I contributi neutralizzabili riguardano i periodi successivi alla maturazione del diritto alla pensione, fino a un massimo di 260 settimane consecutive — cinque anni. Un limite che delimita il perimetro di intervento e che esclude automaticamente chi ha avuto carriere uniformemente in calo nel corso di tutta la vita lavorativa.
Un dettaglio operativo poco noto cambia il quadro per chi ha percepito la NASIP: i periodi coperti dall’indennità di disoccupazione vengono neutralizzati automaticamente dall’INPS ai fini della determinazione della retribuzione pensionabile, senza che sia necessario presentare alcuna richiesta esplicita. Chi non lo sa potrebbe non aver verificato se questo calcolo automatico sia stato effettivamente applicato al proprio assegno.
Per tutti gli altri casi la procedura è attiva. Il pensionato deve presentare all’INPS una domanda di ricostituzione della pensione indicando la volontà di neutralizzare i periodi contributivi sfavorevoli. La documentazione da allegare comprende buste paga, attestazioni di disoccupazione e certificati relativi ai periodi a reddito ridotto. La ricostituzione ha effetto dall’inizio della pensione con diritto agli arretrati nei limiti della prescrizione.
Il punto contro-intuitivo è che la domanda non comporta rischi. L’INPS non può procedere a un ricalcolo che peggiori l’importo della pensione attualmente in godimento: il principio di immodificabilità in peius garantisce che, se la neutralizzazione non produce un beneficio, l’assegno resti invariato. Prima di presentare la domanda è comunque consigliabile effettuare una simulazione tramite patronato.

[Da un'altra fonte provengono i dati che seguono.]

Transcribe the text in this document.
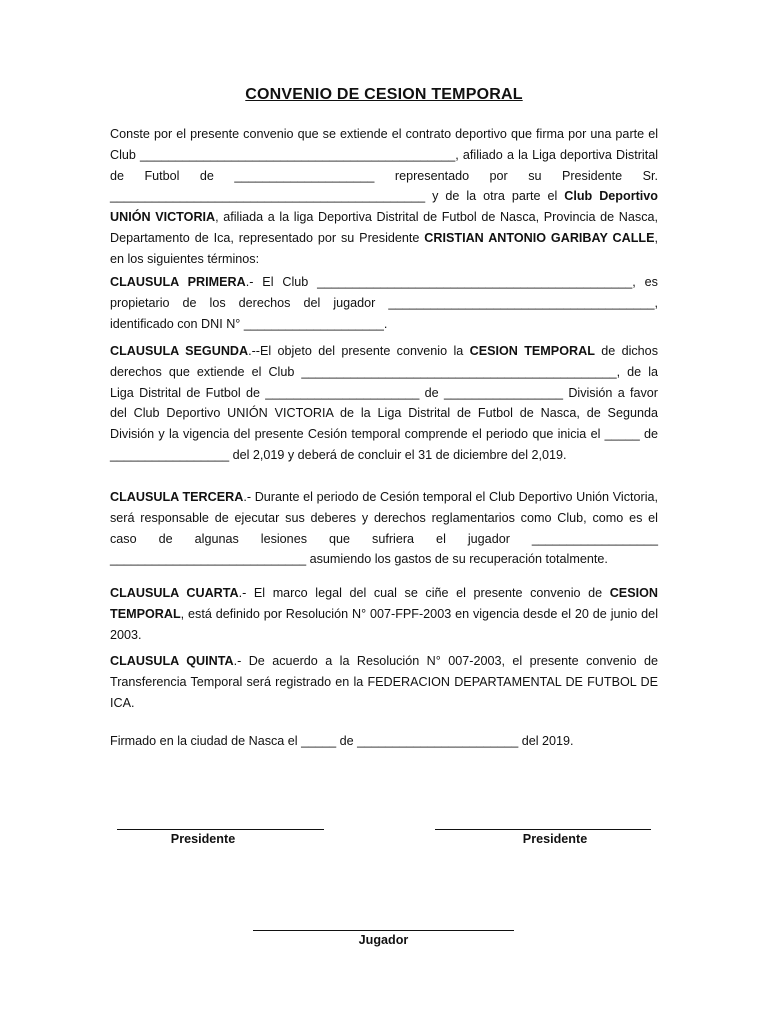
CONVENIO DE CESION TEMPORAL

Conste por el presente convenio que se extiende el contrato deportivo que firma por una parte el Club _____________________________________________, afiliado a la Liga deportiva Distrital de Futbol de ____________________ representado por su Presidente Sr. _____________________________________________ y de la otra parte el Club Deportivo UNIÓN VICTORIA, afiliada a la liga Deportiva Distrital de Futbol de Nasca, Provincia de Nasca, Departamento de Ica, representado por su Presidente CRISTIAN ANTONIO GARIBAY CALLE, en los siguientes términos:

CLAUSULA PRIMERA.- El Club _____________________________________________, es propietario de los derechos del jugador ______________________________________, identificado con DNI N° ____________________.

CLAUSULA SEGUNDA.--El objeto del presente convenio la CESION TEMPORAL de dichos derechos que extiende el Club _____________________________________________, de la Liga Distrital de Futbol de ______________________ de _________________ División a favor del Club Deportivo UNIÓN VICTORIA de la Liga Distrital de Futbol de Nasca, de Segunda División y la vigencia del presente Cesión temporal comprende el periodo que inicia el _____ de _________________ del 2,019 y deberá de concluir el 31 de diciembre del 2,019.

CLAUSULA TERCERA.- Durante el periodo de Cesión temporal el Club Deportivo Unión Victoria, será responsable de ejecutar sus deberes y derechos reglamentarios como Club, como es el caso de algunas lesiones que sufriera el jugador __________________ ____________________________ asumiendo los gastos de su recuperación totalmente.

CLAUSULA CUARTA.- El marco legal del cual se ciñe el presente convenio de CESION TEMPORAL, está definido por Resolución N° 007-FPF-2003 en vigencia desde el 20 de junio del 2003.

CLAUSULA QUINTA.- De acuerdo a la Resolución N° 007-2003, el presente convenio de Transferencia Temporal será registrado en la FEDERACION DEPARTAMENTAL DE FUTBOL DE ICA.

Firmado en la ciudad de Nasca el _____ de _______________________ del 2019.

Presidente	Presidente
Jugador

I contributi derivanti dal riscatto della laurea non possono essere neutralizzati: la Corte Costituzionale ha stabilito che si tratta di una scelta strategica volontaria, e il risultato economico meno favorevole che ne può derivare non dà diritto al ricalcolo. È una distinzione rilevante per chi, negli anni, ha riscattato la laurea puntando al sistema retributivo e si è poi ritrovato con un assegno inferiore alle aspettative.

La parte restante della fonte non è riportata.